Hubungan ini juga termasuk sebagai perasaan cinta, kedekatan emosional, dan atau
daya tarik seksual dengan perempuan lain (Maggie, 2002:246).

6

1.5.2 Identitas
Pada perkembangan diri seseorang, ia harus mampu mendefinisikan konsep
dirinya dalam hubungan sosialnya dengan orang lain. Untuk mendefinisikan hal
tersebut seseorang dapat dipengaruhi oleh bertambahnya kapasitas intelektual yang
dimilikinya sehingga akan muncul pula sudut pandang baru dalam melihat
lingkungan sosial disekitarnya. Dalam interaksinya dengan lingkungan sosial pun
seseorang cenderung memainkan sebuah peran tertentu untuk membentuk status baru
dalam masyarakat sehingga akan muncul identitas yang nantinya akan melekat pada
diri seseorang. Identitas pada dasarnya memiliki berbagai pengertian dari berbagai
ahli. Beberapa diantaranya menyebutkan bahwa identitas sesuatu yang khas dan
menjadi cara bagi seseorang untuk menampilkan atau menunjukan dirinya sebagai
individu yang berbeda di tengah masyarakat. Selain itu, ada pula yang
mendefinisikan identitas sebagai sebuah konsep yang digunakan untuk menyatakan
diri seseorang, siapakah mereka, orang seperti apakah mereka, hingga mampu
menunjukan bagaimana mereka berhubungan dengan orang lain.

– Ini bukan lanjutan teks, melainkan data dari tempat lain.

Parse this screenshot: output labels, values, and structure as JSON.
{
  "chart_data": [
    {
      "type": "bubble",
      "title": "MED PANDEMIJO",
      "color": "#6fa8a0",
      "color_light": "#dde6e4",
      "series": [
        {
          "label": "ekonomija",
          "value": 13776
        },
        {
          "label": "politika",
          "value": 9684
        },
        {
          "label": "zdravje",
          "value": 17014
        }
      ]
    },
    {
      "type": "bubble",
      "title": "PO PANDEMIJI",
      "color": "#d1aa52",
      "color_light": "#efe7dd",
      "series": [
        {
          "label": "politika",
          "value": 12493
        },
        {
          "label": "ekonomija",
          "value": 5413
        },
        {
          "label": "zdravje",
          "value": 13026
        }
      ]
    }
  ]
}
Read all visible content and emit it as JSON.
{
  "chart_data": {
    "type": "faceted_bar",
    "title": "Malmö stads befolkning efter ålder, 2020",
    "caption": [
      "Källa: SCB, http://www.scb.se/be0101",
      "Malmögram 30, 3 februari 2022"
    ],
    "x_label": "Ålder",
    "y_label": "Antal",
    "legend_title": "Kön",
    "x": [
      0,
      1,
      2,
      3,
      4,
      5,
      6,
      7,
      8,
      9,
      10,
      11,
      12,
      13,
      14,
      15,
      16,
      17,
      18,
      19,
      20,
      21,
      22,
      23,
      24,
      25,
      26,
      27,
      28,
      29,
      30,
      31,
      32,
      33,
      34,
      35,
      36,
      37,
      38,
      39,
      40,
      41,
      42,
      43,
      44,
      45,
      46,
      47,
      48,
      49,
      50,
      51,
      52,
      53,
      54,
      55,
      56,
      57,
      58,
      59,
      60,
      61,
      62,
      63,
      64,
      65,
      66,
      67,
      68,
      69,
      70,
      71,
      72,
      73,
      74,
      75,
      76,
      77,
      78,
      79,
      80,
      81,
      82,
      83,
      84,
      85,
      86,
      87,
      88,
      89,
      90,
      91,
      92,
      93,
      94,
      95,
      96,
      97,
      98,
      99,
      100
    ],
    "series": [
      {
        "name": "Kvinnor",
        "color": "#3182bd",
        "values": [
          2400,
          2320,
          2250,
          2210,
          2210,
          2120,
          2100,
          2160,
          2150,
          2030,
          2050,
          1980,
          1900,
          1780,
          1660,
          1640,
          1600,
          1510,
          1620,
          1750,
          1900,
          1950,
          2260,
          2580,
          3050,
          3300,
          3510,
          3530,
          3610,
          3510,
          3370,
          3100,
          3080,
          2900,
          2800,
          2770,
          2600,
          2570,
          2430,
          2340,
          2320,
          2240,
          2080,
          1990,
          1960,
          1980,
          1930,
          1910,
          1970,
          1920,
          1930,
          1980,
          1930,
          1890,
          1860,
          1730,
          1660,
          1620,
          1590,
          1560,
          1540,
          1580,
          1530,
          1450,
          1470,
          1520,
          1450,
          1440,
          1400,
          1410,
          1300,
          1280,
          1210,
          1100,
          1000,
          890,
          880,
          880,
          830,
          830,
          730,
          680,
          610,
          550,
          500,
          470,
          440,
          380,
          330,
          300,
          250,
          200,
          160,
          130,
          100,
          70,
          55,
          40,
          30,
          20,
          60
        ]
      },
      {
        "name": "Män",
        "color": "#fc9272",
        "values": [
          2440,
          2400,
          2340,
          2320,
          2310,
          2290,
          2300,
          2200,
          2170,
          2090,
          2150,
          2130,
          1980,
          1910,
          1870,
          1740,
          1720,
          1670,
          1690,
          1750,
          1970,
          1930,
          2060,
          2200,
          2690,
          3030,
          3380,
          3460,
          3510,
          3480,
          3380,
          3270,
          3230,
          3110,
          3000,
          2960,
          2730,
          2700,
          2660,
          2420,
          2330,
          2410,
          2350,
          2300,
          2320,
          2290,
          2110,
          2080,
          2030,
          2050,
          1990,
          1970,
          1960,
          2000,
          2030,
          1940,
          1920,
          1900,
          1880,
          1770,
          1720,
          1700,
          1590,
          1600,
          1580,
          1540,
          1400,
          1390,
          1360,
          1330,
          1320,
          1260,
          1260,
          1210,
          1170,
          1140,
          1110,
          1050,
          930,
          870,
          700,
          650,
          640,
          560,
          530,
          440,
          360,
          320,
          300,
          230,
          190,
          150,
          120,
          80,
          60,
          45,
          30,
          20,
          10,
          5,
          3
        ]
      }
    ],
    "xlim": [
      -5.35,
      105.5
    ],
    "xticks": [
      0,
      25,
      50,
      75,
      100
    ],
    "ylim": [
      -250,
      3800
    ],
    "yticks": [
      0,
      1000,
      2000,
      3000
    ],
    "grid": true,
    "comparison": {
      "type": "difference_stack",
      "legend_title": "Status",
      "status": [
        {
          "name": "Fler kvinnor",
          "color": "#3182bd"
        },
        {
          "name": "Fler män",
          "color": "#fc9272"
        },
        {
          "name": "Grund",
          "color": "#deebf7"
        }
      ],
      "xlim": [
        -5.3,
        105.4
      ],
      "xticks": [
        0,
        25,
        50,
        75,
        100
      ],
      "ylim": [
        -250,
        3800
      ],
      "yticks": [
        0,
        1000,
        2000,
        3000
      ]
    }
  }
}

Namun, Fearon dalam Teori-Teori Komunikasi: Teori Komunikasi dalam
Perspektif Penelitian Kualitatif yang ditulis oleh Dr. Zikri Fachrul Nurhadi, M. Si
mendefiniskan identitas sebagai sesuatu yang abstrak, relatif dan bersifat jangka
panjang dan ada dalam dalam pikiran seseorang mengenai siapa dirinya. Identitas
juga dapat mempengaruhi eksistensi seseorang. Sehingga dapat dikatakan bahwa
identitas dapat menjadi sebuah motivasi dalam berperilaku yang melibatkan
keterlibatan secara emosional sehingga dikatakan sebagai identitas atau identitas diri.
Secara keseluruhan, identitas dapat disimpulkan sebagai sebuah alat yang
digunakan untuk menunjukan siapakah dirinya. Identitas dapat mencakup atribut
secara fisik, tujuan, harapan, keyakinan, prinsip, hingga gaya sosial seseorang.
Identitas merupakan hal yang dapat dianggap mampu menjelaskan tentang diri
seseorang yang membuat dirinya berbeda dari orang lain (Nurhadi, 2015:52-53).